New York - Die New Yorker können auch weiterhin aus Riesenbechern Softdrinks schlürfen: Die Initiative der Stadt, die Eimer-Getränke zu verbieten, scheiterte am Dienstag vor einem Berufungsgericht.

Bürgermeister Michael Bloomberg kündigte aber umgehend an, noch einen weiteren Anlauf zu dem Verbot zu nehmen und eine letzte Berufungsmöglichkeit wahrzunehmen.

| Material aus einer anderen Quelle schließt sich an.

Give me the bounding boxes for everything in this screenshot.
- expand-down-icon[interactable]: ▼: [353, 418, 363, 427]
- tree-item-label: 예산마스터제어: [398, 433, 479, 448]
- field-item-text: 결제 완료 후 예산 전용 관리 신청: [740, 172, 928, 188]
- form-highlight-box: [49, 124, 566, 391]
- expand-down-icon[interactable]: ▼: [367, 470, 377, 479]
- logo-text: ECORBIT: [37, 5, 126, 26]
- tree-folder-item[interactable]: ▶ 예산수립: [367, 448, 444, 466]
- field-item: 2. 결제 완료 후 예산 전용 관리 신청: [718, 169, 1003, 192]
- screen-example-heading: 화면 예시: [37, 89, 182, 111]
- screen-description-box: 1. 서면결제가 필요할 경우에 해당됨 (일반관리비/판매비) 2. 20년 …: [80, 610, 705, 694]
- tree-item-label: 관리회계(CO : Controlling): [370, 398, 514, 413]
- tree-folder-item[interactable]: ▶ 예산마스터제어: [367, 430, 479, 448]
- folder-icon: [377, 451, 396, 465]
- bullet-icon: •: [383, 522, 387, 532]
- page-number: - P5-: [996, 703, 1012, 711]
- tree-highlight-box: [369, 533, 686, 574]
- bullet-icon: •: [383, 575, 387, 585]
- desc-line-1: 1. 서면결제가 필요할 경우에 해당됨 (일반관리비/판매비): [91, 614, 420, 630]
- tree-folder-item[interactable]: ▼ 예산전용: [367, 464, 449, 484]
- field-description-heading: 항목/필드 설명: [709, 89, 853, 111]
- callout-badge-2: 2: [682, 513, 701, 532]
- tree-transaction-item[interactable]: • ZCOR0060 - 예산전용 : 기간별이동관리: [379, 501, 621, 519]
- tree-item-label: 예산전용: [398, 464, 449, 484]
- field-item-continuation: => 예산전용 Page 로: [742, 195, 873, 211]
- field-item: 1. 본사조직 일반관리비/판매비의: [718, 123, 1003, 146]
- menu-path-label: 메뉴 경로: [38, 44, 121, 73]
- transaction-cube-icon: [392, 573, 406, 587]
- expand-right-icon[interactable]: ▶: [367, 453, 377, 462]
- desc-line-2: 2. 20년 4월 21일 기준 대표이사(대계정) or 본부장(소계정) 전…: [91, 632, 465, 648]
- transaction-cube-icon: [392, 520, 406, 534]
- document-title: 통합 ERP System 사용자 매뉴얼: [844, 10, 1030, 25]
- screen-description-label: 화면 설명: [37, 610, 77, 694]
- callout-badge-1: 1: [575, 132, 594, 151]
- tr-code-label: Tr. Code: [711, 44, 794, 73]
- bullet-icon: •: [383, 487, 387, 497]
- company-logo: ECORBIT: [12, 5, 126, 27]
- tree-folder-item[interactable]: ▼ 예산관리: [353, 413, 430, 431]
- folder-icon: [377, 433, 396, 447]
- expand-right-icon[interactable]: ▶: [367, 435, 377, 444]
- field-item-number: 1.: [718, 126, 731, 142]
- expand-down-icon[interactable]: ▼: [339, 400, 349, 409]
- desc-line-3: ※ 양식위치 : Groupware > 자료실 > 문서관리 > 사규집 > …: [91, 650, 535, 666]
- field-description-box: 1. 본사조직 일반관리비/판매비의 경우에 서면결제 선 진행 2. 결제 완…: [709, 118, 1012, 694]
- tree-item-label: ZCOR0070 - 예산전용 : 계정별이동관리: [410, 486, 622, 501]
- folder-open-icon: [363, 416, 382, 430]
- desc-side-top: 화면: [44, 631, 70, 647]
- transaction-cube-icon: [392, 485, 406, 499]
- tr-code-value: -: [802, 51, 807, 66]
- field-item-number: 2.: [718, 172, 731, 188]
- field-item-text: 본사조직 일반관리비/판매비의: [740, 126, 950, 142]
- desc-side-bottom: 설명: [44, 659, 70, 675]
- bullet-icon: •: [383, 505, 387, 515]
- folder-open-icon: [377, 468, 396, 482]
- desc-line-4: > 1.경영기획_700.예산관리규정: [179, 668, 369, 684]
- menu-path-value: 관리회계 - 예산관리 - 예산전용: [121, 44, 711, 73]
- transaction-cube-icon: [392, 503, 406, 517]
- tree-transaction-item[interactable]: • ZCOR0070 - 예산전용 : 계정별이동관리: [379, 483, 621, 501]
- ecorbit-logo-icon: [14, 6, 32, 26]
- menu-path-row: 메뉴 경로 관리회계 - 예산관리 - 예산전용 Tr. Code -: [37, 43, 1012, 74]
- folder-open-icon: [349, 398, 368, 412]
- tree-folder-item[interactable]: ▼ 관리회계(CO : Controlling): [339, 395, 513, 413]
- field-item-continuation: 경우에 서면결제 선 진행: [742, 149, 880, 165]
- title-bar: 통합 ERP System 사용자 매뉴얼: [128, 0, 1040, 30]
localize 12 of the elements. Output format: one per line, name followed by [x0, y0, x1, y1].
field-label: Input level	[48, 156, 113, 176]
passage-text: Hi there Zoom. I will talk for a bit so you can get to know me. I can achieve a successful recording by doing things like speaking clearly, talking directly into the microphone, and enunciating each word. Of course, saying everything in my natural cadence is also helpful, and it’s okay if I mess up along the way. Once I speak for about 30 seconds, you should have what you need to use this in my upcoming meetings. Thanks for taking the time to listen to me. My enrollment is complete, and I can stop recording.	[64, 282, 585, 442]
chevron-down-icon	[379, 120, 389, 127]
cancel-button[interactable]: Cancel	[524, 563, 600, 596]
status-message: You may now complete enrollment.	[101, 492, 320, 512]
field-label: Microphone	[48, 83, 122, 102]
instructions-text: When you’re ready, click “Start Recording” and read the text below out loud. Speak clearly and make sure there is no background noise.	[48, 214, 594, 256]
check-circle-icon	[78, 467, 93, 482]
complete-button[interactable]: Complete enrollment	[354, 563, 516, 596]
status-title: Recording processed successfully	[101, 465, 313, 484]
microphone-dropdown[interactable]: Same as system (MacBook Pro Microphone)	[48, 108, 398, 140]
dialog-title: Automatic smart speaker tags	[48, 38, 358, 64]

Im Kampf gegen Übergewicht und Diabetes in der Bevölkerung hatte die New Yorker Stadtverwaltung im September vergangenen Jahres beschlossen, in Restaurants und Veranstaltungsorten wie Sportstadien und Musikarenen nur noch Getränke bis zu 16 Ounces (470 Milliliter) zuzulassen. Doch die auch international weit beachtete Kampagne wurde schon im März von einem Gericht ausgebremst, das die Maßnahme als "unbegründet" und daher für unzulässig erklärte - nur Stunden, bevor das Gesetz in Kraft getreten wäre. Das Urteil wurde am Dienstag vom Berufungsgericht aufrechterhalten.

Bloomberg, der sich unter anderem mit einem strikten Rauchverbot für Gesundheitsanliegen eingesetzt hat, sprach am Dienstag nur von einem zeitlichen Rückschlag. Die Getränkeindustrie gab sich allerdings zuversichtlich, das Verbot auch in der letzten Instanz abschmettern zu können.